Darüber hinaus nutzen China und Russland ihre Impfstoffe, um Entwicklungs- und Schwellenländern an sich zu binden. Während die EU ihren eigenen Vakzin-Mangel beklagt, liefert China nach Brasilien, Ägypten und in die Türkei. Länder wie die Vereinigten Arabischen Emirate oder die Seychellen, die in der globalen Impfstatistik ganz vorne liegen, verlassen sich auf Sinopharm. Gegen den chinesischen Einfluss wehrt sich wiederum die Pharma-Weltmacht Indien, wo Astra-Zeneca die niedrigen Lohnkosten zur Produktion nutzt. Zunächst hatte New Delhi den Export von Impfstoffen verboten. Doch nun werden Nepal und Bangladesch beliefert, um im regionalen Machtkampf gegen China die eigene »soft power« zu demonstrieren, zitiert die Website »German Foreign Policy« das Institute of South Asian Studies in Singapur.

Die EU unternimmt daher nun einen neuen Anlauf, um Abhängigkeiten von anderen Staaten zu vermeiden und dadurch gleichzeitig Abhängigkeit von sich zu stiften.
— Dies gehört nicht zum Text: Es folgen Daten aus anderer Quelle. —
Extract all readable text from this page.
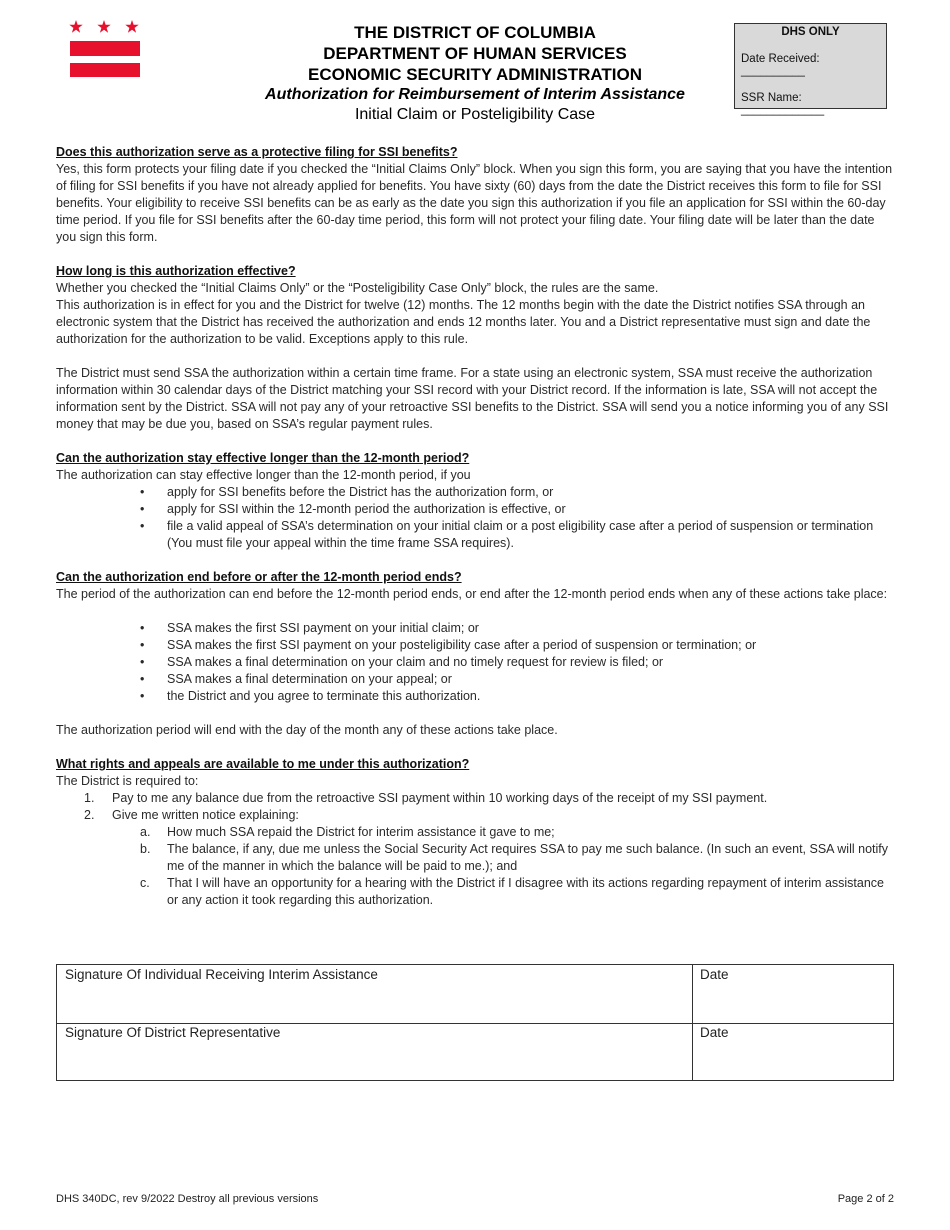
THE DISTRICT OF COLUMBIA
DEPARTMENT OF HUMAN SERVICES
ECONOMIC SECURITY ADMINISTRATION
Authorization for Reimbursement of Interim Assistance
Initial Claim or Posteligibility Case
DHS ONLY
Date Received: __________
SSR Name: _____________

Does this authorization serve as a protective filing for SSI benefits?

Yes, this form protects your filing date if you checked the “Initial Claims Only” block. When you sign this form, you are saying that you have the intention of filing for SSI benefits if you have not already applied for benefits. You have sixty (60) days from the date the District receives this form to file for SSI benefits. Your eligibility to receive SSI benefits can be as early as the date you sign this authorization if you file an application for SSI within the 60-day time period. If you file for SSI benefits after the 60-day time period, this form will not protect your filing date. Your filing date will be later than the date you sign this form.

How long is this authorization effective?

Whether you checked the “Initial Claims Only” or the “Posteligibility Case Only” block, the rules are the same.

This authorization is in effect for you and the District for twelve (12) months. The 12 months begin with the date the District notifies SSA through an electronic system that the District has received the authorization and ends 12 months later. You and a District representative must sign and date the authorization for the authorization to be valid. Exceptions apply to this rule.

The District must send SSA the authorization within a certain time frame. For a state using an electronic system, SSA must receive the authorization information within 30 calendar days of the District matching your SSI record with your District record. If the information is late, SSA will not accept the information sent by the District. SSA will not pay any of your retroactive SSI benefits to the District. SSA will send you a notice informing you of any SSI money that may be due you, based on SSA’s regular payment rules.

Can the authorization stay effective longer than the 12-month period?

The authorization can stay effective longer than the 12-month period, if you

• apply for SSI benefits before the District has the authorization form, or
• apply for SSI within the 12-month period the authorization is effective, or
• file a valid appeal of SSA’s determination on your initial claim or a post eligibility case after a period of suspension or termination (You must file your appeal within the time frame SSA requires).

Can the authorization end before or after the 12-month period ends?

The period of the authorization can end before the 12-month period ends, or end after the 12-month period ends when any of these actions take place:

• SSA makes the first SSI payment on your initial claim; or
• SSA makes the first SSI payment on your posteligibility case after a period of suspension or termination; or
• SSA makes a final determination on your claim and no timely request for review is filed; or
• SSA makes a final determination on your appeal; or
• the District and you agree to terminate this authorization.

The authorization period will end with the day of the month any of these actions take place.

What rights and appeals are available to me under this authorization?

The District is required to:

1. Pay to me any balance due from the retroactive SSI payment within 10 working days of the receipt of my SSI payment.
2. Give me written notice explaining:
a. How much SSA repaid the District for interim assistance it gave to me;
b. The balance, if any, due me unless the Social Security Act requires SSA to pay me such balance. (In such an event, SSA will notify me of the manner in which the balance will be paid to me.); and
c. That I will have an opportunity for a hearing with the District if I disagree with its actions regarding repayment of interim assistance or any action it took regarding this authorization.
Signature Of Individual Receiving Interim Assistance	Date
Signature Of District Representative	Date
DHS 340DC, rev 9/2022 Destroy all previous versions	Page 2 of 2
Diese Woche beschloss sie eine Strategie, um innerhalb der kommenden zwei Jahre bei der Produktion von Impfstoffen gegen das Coronavirus vollkommen unabhängig werden und zudem »auch den Rest der Welt mit Impfstoffen versorgen zu können«, so die Kommission. Dafür sollen gezielt Hilfen eingesetzt werden, die bereits bei der Förderung der Produktion von Elektrobatterien oder Wasserstoffprojekten gewährt werden.

Die Reputation

Mit Ausnahme von Astra-Zeneca sind Hersteller aus westlichen Industrieländern in Entwicklungs- und Schwellenländern derzeit praktisch nicht präsent. Folge: »Das weltweite Ansehen Chinas wächst«, so die »Zeit«. Und die »FAZ« warnt davor, dass Wladimir Putin aus Sputnik V »politisches Kapital schlägt«. Dass es der EU ebenfalls um politisches Kapital geht, erkennt man an der Warnung, sie riskiere »derzeit ihre Reputation in technokratischer Kompetenz, nährt damit Euro-skeptische Stimmen und schade ihrem Ruf in der Welt«, so Ferdinando Giuliano auf dem Finanzportal Bloomberg.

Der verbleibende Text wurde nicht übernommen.